As far back as I can remember, I’ve had trouble sleeping. I’ve never really understood why. At different times in my life, different answers have fit. But like jeans, they don’t always seem to fit for very long. At least, not comfortably.

Tonight, it was a dream that woke me. I’ve always had vivid dreams, for all that, I generally don’t remember them much. This one though has been recurrent for years. With slight variations. Someone is always hurting- loudly. And I have never yet woken up to find anyone doing so. In tonight’s dream, it was my youngest son. Whom, if his bébé monitor can be believed, is flat out spread eagle, and snoring, which is about as calm and quiet as he ever gets.

I’ve never been sure which is worse, the vivid dreaming that wakes me once or thrice or more a week, or not dreaming at all. Sometimes my dreams inspire stories, one went so far as to inspire a novel series, the first book of which is partially written. The idea is straightforward enough, the core of the planet Neptune is a giant space ship, built upon epic space opera dimensions. Sometimes it is simply a missing friend, like Ms. Seal. Those bug me, mostly because there is very little I can do about it, as they went missing years before, and don’t want to be found. But mostly, wakefulness just arrives as a sudden jarring car wreck. Those are the ones that I cannot stand. They are not productive, not even interesting. Just wakefulness.

When I was thirteen, I got really strung out on my sleep. It got so bad that I hardly knew what was going on, and my parents became frustrated with doctors, and a son that couldn’t tell them anything useful to help correct the situation. Finally, it was an Army Doctor, a Major I remember, although his name is long gone, that diagnosed me as sleep deprived. After listening for a while, a skill more doctors need to invest more time in developing, along with everyone else in our species, he dispensed his advice to me. “Try sleeping with ear plugs.” I thought that was stupid, and said so. I remember the man shrugging his broad shoulders and saying that which I’ve said a million times since. “I sleep with ear plugs. My wife objects to giving up breathing for several hours at a time. I can’t imagine why.”

It was about a week later that I finally gave earplugs a try. I used a pair of squishy yellow Army earplugs, made by E•A•R. This would have been sometime in 1987, and I was highly amused to find that the same company was providing the Army with earplugs in 1995, when I joined myself. Anyway, that first night, I slept like a dead man, and woke-up with cramps in my legs and back from not moving much for more then nine hours. Even now, a full eight hours at a time is like a vacation for most people. I’ve slept with earplugs most nights since then. When I was diagnosed with Central Auditory Hearing Dysfunction three years later, I was told that sleeping problems was a common symptom of CAPD. I’ll skip what I thought of their input at the time since it wasn’t their fault I took so long to find them.

As of now, I am going to go back to bed and think about Basil Berry’s drive through the countryside of the Infinity Plain, with the Box of Teeth, which contains one tooth from every human that ever lived- all 777 sextillion of them. Which incidentally, because the Creator loves a joke as much as the next person, also happens to be the numbers of stars in our universe.

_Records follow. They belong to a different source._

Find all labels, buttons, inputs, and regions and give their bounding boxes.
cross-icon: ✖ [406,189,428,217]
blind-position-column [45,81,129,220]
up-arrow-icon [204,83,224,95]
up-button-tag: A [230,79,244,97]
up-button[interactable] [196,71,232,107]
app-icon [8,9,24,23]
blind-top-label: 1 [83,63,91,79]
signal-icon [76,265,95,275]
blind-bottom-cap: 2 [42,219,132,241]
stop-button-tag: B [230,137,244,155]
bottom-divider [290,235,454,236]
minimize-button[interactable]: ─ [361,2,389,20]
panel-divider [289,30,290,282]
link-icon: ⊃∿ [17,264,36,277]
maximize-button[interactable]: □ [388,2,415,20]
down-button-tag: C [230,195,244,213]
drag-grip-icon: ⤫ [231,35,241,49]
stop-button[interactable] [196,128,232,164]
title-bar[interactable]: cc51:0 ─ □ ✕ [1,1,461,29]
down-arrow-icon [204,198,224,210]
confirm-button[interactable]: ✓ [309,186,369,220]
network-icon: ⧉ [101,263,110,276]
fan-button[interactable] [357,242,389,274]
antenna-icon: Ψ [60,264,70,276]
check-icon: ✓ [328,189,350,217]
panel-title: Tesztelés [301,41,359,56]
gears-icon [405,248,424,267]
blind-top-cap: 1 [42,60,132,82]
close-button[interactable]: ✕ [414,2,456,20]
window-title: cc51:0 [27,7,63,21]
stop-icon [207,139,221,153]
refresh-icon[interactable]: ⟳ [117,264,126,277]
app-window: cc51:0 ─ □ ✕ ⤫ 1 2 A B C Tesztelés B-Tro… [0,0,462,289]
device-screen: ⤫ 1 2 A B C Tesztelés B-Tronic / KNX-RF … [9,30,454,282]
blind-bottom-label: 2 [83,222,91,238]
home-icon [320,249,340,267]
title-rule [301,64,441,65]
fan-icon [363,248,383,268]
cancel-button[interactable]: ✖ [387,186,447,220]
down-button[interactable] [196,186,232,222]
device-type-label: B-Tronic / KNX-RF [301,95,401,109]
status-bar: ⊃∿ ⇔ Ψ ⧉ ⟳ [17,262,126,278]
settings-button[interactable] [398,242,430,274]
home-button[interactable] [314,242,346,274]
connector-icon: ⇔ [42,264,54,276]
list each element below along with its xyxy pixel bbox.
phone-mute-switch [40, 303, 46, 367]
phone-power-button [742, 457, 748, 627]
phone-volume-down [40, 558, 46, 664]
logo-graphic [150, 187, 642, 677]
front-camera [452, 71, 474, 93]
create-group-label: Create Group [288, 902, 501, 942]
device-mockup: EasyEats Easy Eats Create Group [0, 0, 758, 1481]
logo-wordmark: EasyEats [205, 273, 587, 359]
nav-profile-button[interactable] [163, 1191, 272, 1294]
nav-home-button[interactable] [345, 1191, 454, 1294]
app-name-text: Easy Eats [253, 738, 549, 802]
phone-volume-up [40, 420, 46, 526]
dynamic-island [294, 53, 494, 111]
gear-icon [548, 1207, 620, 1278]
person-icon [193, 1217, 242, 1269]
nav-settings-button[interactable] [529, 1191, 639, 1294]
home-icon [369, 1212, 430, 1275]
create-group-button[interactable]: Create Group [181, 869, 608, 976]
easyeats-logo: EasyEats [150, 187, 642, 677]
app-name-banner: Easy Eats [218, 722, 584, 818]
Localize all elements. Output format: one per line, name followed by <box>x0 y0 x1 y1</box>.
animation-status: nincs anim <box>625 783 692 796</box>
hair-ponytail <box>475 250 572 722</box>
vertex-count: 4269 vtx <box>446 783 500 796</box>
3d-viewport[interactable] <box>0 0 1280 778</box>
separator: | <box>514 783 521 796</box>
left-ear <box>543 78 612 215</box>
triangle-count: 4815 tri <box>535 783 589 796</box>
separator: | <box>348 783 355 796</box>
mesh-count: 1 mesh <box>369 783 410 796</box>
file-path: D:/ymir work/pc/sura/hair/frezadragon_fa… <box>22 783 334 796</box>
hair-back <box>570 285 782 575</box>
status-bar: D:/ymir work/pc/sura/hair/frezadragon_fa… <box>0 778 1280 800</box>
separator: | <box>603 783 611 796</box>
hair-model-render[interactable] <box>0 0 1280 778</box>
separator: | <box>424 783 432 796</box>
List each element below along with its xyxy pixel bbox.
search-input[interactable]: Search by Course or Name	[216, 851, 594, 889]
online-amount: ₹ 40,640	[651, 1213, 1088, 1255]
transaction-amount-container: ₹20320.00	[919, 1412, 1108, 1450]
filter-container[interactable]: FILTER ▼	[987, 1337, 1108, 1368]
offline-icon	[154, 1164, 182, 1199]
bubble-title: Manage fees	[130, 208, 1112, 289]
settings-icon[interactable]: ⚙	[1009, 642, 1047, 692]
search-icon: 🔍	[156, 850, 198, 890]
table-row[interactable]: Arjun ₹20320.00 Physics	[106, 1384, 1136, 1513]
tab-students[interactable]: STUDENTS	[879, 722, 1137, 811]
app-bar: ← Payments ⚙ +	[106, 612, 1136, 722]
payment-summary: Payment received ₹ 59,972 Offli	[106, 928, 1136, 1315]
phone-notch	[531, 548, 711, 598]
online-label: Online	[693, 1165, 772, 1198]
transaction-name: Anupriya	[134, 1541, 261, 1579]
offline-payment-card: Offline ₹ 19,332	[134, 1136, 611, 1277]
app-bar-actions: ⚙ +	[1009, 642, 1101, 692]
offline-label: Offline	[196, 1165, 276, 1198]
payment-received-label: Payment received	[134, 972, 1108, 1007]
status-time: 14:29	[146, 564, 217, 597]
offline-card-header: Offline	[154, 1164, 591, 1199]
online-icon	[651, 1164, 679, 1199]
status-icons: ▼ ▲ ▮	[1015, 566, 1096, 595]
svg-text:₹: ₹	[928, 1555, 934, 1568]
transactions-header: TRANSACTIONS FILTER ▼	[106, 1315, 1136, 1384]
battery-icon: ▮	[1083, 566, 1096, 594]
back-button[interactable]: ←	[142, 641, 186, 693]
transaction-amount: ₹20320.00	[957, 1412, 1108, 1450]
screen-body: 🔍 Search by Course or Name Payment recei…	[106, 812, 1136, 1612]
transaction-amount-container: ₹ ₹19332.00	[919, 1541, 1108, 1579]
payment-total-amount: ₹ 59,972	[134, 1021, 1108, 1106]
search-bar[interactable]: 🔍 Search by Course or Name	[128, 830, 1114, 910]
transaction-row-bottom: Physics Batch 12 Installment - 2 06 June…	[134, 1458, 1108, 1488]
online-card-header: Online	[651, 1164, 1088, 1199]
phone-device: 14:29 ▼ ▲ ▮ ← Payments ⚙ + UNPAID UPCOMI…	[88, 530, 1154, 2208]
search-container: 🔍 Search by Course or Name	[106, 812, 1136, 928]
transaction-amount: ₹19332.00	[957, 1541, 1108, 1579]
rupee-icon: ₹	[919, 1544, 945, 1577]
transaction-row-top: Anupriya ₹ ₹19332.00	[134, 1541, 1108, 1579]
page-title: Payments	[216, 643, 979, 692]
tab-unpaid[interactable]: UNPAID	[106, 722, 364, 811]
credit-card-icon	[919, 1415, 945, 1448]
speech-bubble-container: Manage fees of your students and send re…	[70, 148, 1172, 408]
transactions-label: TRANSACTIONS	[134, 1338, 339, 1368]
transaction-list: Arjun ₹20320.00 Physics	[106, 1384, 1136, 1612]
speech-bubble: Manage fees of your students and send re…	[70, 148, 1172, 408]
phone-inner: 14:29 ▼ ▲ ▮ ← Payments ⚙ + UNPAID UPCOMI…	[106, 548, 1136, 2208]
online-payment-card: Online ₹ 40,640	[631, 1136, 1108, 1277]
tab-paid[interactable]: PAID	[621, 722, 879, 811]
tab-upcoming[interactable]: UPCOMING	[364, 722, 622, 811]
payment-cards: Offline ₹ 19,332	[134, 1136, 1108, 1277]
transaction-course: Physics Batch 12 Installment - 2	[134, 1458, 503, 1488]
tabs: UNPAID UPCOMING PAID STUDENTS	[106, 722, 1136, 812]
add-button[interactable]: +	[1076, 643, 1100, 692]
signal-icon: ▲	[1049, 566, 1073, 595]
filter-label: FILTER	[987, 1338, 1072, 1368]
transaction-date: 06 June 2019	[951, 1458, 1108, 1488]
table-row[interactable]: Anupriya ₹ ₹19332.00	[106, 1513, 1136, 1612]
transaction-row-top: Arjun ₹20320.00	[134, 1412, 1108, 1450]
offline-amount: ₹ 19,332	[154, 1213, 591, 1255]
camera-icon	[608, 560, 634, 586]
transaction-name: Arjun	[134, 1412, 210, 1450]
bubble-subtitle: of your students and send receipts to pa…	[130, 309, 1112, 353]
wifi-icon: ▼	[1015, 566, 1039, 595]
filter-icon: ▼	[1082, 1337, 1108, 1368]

See, the numerologists were right all along. Stars are souls.

I don’t remember where I heard it the first time, and I know it was thought a long time before I embraced it, but I have always thought that “in His own image” meant that we, people, were endowed with imagination. Imagination and the desire to create. Our creations do not have to be good- just look at the venom of the Blue Krait snake, or cancer. But we imagine, and we build, and we create, and we dream- even at the expense of a good night’s sleep.